I get to board early with all the other first class passengers, and the flight attendant immediately asks if I'd like something to drink. I think of the nicest beer I can. "Heineken, please." It's been a long time since I've had Heineken, and it tastes wonderful. The other passengers begin boarding the plane and have to pass by me and the rest of the first-classers drinking our cocktails and beers. I feel a mixed sense of pleasure and guilt, a little, "Look at those poor suckers," and, "God, I feel like an asshole; does anyone want some of my beer?" But I have to say, I also feel special. I imagine each person passing by notices my less than impressive wardrobe––brown cords with worn knees and a hole from my bike chain, hand-me-down collared shirt that appears in the last three years of family Christmas photos, and dirty running shoes––and thinks, He must be someone famous; that's why he can dress that way. The rich can be as eccentric as they want.

After take-off, I order another Heineken, and it's served with, what's this, cashews not peanuts. Cashews seem so upper class while peanuts now seem somehow pedestrian. I look out my window and realize I don't have to deal with some pesky wing obscuring my view.
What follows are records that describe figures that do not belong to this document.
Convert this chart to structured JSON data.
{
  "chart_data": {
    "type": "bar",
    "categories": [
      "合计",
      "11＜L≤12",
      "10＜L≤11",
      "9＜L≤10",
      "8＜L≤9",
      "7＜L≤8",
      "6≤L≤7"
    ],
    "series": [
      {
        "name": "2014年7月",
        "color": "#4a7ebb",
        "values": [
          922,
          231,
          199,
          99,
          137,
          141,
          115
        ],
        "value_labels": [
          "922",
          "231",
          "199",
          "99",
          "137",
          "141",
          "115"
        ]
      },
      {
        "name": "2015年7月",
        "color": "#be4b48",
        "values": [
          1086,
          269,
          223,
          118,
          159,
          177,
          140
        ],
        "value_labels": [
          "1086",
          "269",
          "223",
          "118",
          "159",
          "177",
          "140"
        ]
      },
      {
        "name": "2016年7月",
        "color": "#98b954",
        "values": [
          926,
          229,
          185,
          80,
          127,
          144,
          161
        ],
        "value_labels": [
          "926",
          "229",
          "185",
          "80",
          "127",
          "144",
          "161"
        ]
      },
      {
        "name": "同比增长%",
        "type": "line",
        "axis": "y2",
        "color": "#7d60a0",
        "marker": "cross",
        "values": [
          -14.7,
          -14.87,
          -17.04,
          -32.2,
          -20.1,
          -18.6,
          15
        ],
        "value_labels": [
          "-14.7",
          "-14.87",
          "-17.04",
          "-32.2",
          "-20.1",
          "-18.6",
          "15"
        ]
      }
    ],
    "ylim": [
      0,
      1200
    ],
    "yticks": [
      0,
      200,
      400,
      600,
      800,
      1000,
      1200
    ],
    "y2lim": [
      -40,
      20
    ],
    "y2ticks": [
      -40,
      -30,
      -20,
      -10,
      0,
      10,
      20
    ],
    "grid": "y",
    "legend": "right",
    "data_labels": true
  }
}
Even the views are better in first class.

The pilot announces the crew will be through the cabin shortly with a beverage service, while first class will be getting a "cold plate." Jesus, are they trying to start a riot? We don't want those poor fools in coach to know what's going on up here. The pre-flight drink rub-in-the-face was bad enough. Oh, and now my beer is served with a real glass glass, not one of those wasteful plastic cups that holds a little more than a shot of soda or water.

Then the hot towels come. There's no other way to put it: the hot towel is the best kept secret of first class, worth the extra cost itself. We all wipe our faces down, like we've been working and sweating all day, in preparation for our cold plates, which makes its own kind of sense. We throw the now tepid towels wherever we want––arm rest, tray––and the flight attendant picks them up with silver tongs.

I ask what comes on the cold plate, and then order mine without meat. The cold plate is served on a bed of lettuce covering a white, ceramic plate. There are a variety of cheeses, a fruit bowl (containing strawberries, cantaloupe, grapes, and melon), crackers, a cucumber slice (how silly of me to confuse it with a proletariat pickle slice), an empty space where the meat was supposed to be, and a nut brownie bar. I unravel my real silverware from the green, cloth napkin and attack the cheeses and fruit like a homeless man who hasn't eaten in a week.

Though my beer is still nearly full, they offer red or white wine with the cold plate. I choose white. It's summer, why not? So I'm double fisting in first class, and I glance around to see how my fellow first-classers are doing. I'm looking for that knowing nod the wealthy use among themselves. We're all in this together. We get it, they don't. But all I see among the chosen twenty are mostly white people, half of whom could be firmly placed in the husky to overweight category. They lift meats and cheeses to their mouths or swish wine. 

After they remove my plate, I order another Heineken and settle into my large, comfortable seat, thinking a nap is in order. When I'm halfway through my beer, the super cool, African-American flight attendant walks down the aisle holding a bottle of each kind of wine in her hands. "Hey, y'all, we only got twenty-five minutes. Who wants some more wine?" Everybody laughs, and I ask for more white. It's like a party up here. 

So this is what being wealthy is all about: getting the good stuff and feeling special, one big party. I wonder to myself: Were the three beers, wine and cold plate worth the extra $50-$110 for the other first-classers (turns out it was only "business class"––the gate agents misspoke) and $20 for me? That's almost the same price as drinking in coach. Yes, it's only money (if you have it), and there's no guarantee this bird isn't going into the big drink today.

I stretch out my legs and pine for another hot towel. Then I look out at the beautiful, aquamarine water surrounding a coral reef in the ocean below, while a soldier on R&R with his wife in row one talks about the military suicide rate in Afghanistan to another passenger, and I think I might order one more bag of cashews to tuck away and eat in my $8 hostel room tonight.